В то же время агитационно-пропагандистские тексты модернистов полны совершенно неоправданным социальным оптимизмом; вопреки слову Христа, они верят (или делают вид, что верят), будто возможно "проповедать Евангелие всей твари" - и преуспеть, всех сделать христианами. Однако в силу того, что мера христианства, предлагаемая ими миру, сильно занижена, эта утопия выглядит как очень опасная и реально достижимая; вопрос только в том, насколько велика общность между этой чаемой модернистами "христианизацией" мира и реальным историческим христианством.

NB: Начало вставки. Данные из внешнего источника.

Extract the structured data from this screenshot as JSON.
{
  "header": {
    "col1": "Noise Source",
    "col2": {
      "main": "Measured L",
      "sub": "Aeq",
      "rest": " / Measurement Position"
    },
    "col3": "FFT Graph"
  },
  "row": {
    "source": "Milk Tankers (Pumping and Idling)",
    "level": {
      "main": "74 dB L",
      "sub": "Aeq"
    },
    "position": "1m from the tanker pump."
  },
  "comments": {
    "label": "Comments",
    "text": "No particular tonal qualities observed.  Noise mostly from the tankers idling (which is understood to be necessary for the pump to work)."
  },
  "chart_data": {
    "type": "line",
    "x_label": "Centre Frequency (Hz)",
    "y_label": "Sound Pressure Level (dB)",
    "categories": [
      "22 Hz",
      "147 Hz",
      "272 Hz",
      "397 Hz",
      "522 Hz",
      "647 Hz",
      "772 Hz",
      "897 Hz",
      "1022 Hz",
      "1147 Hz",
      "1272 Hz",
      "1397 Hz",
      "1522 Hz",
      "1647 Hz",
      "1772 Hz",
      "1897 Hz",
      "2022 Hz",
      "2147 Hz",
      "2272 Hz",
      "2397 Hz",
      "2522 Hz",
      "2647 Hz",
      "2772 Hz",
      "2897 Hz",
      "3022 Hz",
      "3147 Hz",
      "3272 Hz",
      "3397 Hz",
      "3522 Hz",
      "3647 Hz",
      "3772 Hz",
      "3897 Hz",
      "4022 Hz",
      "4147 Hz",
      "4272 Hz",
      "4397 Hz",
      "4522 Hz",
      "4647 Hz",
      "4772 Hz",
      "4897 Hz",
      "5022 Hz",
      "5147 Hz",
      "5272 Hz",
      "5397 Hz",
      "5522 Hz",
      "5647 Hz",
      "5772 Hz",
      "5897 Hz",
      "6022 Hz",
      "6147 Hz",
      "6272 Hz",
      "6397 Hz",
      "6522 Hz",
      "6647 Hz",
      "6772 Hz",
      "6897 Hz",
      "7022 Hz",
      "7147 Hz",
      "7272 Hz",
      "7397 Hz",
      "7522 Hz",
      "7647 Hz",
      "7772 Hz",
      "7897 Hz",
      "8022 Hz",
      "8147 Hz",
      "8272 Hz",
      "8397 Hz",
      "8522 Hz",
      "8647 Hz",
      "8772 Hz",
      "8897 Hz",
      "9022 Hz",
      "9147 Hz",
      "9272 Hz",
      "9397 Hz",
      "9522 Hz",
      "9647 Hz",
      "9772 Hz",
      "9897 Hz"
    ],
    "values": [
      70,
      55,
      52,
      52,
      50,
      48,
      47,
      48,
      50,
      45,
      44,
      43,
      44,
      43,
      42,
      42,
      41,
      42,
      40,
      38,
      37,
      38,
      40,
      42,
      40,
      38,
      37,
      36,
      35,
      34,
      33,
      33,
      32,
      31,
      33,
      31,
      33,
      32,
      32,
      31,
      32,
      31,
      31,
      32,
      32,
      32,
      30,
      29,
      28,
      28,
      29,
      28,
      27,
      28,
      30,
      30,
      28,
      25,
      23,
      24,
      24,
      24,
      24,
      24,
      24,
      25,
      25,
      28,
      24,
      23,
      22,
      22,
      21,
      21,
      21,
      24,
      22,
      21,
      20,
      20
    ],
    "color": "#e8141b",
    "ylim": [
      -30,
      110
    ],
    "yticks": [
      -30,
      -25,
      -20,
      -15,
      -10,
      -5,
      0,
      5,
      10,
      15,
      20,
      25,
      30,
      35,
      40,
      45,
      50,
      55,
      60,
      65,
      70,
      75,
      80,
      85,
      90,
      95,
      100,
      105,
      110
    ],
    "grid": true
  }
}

Пресловутая "закваска", которую христианский модернизм настойчиво предлагает миру, на поверку оказывается всего лишь сахарным сиропом или сладкой пилюлей, которой представители этого столь бурного и шумного течения пытаются подсластить апостасийный яд "современности". Всё равно ведь умрем, так хоть сладко будет… Недаром один из них сравнительно недавно так яростно защищал эвтаназию. Это мировоззрение, ощущение истории, мира и себя в истории и мире - более чем далеко от духовной трезвости. В конечном счёте, у модернистов нет серьёзного, подлинного чувства истории, всей её трагической метафизической глубины, трагичности самого факта нашего бытия, у них нет непосредственного, живого ощущения неизбежной конечности этого мира, а значит, и подлинной любви ко Христу и жажды соединения с Ним в "жизни будущего века". Всё это побуждает нас задать себе и другим очень простой и очень страшный вопрос: А ВЕРЯТ ЛИ ОНИ В БОГА?

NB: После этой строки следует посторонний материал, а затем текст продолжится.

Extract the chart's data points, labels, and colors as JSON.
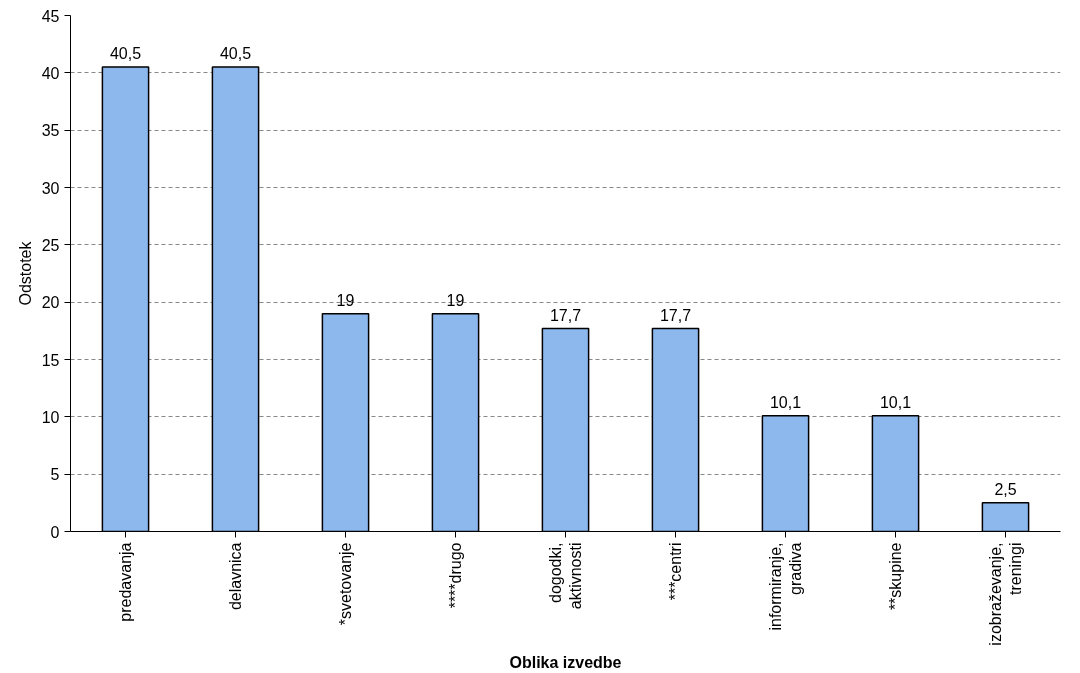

Последнее и самое главное противоречие православного модернизма, трагикомический парадокс, в котором, как в фокусе, сходятся все внутренние противоречия этого движения, очень просто и лежит на поверхности. Когда модернисты говорят о том, что наше "вступление в глобализацию" неизбежно, и нужно, де, учиться действовать в этих новых условиях, они словно не замечают очевидного. Глобализм, как специфический, постмодернистский ответ на кризис секулярного модерна, в наши дни не просто сам испытывает серьезные трудности - он буквально рушится на наших глазах! Всё больше стран и народов, которые, вполне успешно используя современные технологии (не полит-, а просто технологии), то есть периферийные достижения модерна, решительно восстают против первого главного принципа глобализма - объединения мира на основе неолиберальных стандартов, на основе воинствующего безбожия, и мусульмане показывают в этом протесте всем остальным достойный пример.

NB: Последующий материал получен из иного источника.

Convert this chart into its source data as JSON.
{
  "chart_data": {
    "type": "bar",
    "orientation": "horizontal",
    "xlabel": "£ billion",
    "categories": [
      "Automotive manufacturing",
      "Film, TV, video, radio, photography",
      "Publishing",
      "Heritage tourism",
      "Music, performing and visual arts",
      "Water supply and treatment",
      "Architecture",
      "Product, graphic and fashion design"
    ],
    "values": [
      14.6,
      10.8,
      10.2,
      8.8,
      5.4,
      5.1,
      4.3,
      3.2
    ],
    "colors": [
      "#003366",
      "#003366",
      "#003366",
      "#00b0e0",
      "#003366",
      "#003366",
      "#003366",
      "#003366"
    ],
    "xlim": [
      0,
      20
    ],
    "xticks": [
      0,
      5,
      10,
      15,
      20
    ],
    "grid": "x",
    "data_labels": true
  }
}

Когда в сентябре прошлого, 2007-го, года я выпустил свой "Призрак Второго Ватикана", я попытался в этой работе спрогнозировать ближайший ход событий и описать достаточно простую технологию, при помощи которой церковные модернисты пытаются сформировать для себя новую, "современную" и (по аналогии) - "не слишком церковную" паству, старательно выталкивая в раскол церковно-консервативное большинство. Более подробно, на конкретном и общеизвестном примере эта технология описана мною в работе "Церковные качели". Тогда я отнюдь не рассматривал свою работу как что-то сверхважное. Потом был целый поток замечательных публикаций о церковном либерализме и модернизме и других авторов. Дальнейший ход событий показал, что мы затронули какой-то очень важный и до поры до времени скрытый нерв подспудных движений внутри самой Церкви. Если бы все ушаты виртуальной грязи, вылитые на нас "политправославными" апологетами церковного модернизма, собрать в какую-нибудь большую ёмкость, в ней можно было бы утопить немало народу. Тогда нам казалось, что время еще есть, ибо час "Х", которого с нетерпением дожидалось либеральное лобби - смерть Святейшего Алексия. Этот час настал значительно раньше, чем мы думали. И это, пожалуй, - единственное, в чем мы крупно ошиблись.